Floyd Self, an attorney with Florida-based law firm Berger Singerman, said that the bevy of new EPA rules have helped forged mergers between electric and gas utilities and necessitated new natural gas pipelines. They have also prompted the consolidation of energy production, and may bring about the demise of small utilities, especially municipal utilities and cooperatives.

“As cheap natural gas and environmental compliance accelerate, we need to question whether smaller utilities can ultimately survive, especially municipalities and coops,” he told attendees at POWER‘s day-long event, “Navigating Legal Implications of Power Industry Regulations,” held in Las Vegas, Nev. “[Municipal utilities and coops] are heavily invested in coal, they have a lot of debt,” he said. “I don’t know if some of these smaller utilities will have the scope or scale that will enable them to successfully get out of debt to make that transition over to natural gas.

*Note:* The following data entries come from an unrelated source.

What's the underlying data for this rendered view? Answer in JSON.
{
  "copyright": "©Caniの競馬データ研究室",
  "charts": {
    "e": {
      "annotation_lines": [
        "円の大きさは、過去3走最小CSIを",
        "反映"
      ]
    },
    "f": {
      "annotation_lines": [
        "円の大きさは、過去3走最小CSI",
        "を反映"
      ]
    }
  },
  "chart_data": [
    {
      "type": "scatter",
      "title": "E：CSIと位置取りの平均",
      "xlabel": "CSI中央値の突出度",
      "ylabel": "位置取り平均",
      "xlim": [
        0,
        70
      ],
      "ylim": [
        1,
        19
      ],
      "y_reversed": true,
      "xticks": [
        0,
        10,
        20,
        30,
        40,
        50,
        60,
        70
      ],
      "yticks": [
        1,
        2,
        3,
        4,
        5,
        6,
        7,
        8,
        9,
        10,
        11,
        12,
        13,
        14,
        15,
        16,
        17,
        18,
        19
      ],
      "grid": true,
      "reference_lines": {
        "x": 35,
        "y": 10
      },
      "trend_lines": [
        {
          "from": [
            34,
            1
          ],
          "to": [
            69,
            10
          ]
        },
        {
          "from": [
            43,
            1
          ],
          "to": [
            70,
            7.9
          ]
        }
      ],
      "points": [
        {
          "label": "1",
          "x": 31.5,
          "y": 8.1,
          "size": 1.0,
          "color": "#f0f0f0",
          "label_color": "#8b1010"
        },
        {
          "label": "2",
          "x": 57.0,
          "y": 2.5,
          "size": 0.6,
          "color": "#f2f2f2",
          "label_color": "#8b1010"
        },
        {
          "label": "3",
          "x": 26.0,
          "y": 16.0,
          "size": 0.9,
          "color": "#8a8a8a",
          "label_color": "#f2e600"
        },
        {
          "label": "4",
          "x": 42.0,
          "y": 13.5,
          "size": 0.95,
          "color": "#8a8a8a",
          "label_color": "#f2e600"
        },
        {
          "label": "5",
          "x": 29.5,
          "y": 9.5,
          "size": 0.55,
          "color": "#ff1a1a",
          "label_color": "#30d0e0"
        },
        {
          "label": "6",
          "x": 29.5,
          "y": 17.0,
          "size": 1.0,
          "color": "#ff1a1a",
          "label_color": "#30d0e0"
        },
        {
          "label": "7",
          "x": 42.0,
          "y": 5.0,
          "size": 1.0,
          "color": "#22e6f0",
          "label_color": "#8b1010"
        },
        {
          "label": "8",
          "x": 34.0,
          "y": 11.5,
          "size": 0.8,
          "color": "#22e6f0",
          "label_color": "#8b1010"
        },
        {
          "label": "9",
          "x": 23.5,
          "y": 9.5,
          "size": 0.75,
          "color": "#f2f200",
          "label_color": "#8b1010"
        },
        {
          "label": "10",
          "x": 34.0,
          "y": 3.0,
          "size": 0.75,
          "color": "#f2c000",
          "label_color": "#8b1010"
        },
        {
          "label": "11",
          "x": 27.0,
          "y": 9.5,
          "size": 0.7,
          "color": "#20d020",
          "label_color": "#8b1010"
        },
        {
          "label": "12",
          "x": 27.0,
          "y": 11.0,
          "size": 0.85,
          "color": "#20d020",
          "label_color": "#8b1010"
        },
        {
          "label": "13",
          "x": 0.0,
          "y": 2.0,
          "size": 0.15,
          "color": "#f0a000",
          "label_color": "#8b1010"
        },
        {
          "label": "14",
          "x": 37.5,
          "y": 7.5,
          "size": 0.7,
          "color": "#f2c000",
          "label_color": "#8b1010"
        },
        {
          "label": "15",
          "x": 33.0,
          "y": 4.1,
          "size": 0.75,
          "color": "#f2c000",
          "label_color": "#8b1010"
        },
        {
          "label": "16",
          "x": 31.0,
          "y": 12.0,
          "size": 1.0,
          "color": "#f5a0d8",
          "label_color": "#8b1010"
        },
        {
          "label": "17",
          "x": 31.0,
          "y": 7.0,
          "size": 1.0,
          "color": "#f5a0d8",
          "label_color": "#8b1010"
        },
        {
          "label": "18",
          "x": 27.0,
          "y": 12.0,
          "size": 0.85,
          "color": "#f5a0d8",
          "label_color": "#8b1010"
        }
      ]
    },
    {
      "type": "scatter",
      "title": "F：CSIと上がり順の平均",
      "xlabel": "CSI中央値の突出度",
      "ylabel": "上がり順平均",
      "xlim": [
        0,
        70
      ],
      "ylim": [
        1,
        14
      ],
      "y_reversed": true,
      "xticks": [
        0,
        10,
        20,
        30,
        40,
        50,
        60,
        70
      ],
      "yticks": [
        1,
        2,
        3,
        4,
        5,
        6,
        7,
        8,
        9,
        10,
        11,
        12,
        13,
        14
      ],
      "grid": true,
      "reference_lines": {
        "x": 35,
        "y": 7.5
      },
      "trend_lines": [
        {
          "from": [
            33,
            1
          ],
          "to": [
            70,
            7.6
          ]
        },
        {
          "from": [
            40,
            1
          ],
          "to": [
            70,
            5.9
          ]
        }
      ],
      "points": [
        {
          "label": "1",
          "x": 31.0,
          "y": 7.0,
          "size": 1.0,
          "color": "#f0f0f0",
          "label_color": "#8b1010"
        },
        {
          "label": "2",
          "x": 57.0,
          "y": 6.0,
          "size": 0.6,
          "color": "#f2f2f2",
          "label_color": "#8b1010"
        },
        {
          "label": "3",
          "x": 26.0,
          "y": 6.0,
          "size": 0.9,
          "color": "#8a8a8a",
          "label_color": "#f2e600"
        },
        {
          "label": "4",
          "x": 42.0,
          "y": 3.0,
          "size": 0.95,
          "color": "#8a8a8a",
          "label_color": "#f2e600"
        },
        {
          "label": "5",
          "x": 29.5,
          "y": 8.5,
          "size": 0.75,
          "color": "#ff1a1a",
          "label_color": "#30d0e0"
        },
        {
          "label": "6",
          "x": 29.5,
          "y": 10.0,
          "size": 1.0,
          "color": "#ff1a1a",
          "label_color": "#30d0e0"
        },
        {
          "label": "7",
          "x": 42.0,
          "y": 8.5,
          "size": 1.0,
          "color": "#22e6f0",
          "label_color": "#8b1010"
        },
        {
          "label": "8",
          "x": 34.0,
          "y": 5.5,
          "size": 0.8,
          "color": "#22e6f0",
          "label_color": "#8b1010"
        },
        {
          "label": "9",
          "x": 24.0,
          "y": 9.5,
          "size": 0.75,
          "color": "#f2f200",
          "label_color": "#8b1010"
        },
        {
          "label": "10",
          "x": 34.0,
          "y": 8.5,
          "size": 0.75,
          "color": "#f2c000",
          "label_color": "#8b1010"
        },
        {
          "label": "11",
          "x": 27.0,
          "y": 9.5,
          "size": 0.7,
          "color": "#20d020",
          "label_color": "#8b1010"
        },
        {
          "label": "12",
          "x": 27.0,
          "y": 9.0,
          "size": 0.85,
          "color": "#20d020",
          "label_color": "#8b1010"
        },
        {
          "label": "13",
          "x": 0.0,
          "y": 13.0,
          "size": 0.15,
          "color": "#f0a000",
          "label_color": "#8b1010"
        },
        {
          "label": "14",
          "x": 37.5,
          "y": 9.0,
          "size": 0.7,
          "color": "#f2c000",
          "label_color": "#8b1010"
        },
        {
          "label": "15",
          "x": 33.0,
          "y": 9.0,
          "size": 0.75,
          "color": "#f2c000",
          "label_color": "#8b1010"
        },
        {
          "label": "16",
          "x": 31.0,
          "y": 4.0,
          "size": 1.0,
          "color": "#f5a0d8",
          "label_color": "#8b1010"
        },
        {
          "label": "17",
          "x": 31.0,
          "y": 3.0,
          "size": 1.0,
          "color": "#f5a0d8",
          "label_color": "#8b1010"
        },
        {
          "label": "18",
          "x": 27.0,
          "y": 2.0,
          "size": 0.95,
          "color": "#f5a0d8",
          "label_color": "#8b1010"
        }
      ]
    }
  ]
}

In my mind, the only way that some of these smaller utilities can ultimately comply is if they merge with other larger utilities.”

Floyd’s presentation was part of a session titled: “Surviving the Environmental Compliance Minefield: CCR, Ozone, 316(b), MATS 2.0, & More.” During the session, Attorney Tom Boer from Hunton and Williams outlined key aspects of the final 316(b) rule, also known as the Cooling Water Intake rule. The rule that became effective on Oct. 14 already has legal challenges filed in the First, Second, Fourth, Fifth, Sixth, Seventh, and Ninth Circuit courts of appeals. Legal challenges have been filed by regulated industry and trade associations, which argue that compliance will cost hundreds of millions of dollars, as well as environmental groups, which argue that the rule isn’t sufficiently protective to meet Clean Water requirements.

The rule is likely to be overturned, Boer said, though the EPA will undoubtedly post an iteration that will replace the rule. Boer advised industry to prepare to comply with the rule as a best business practice, however.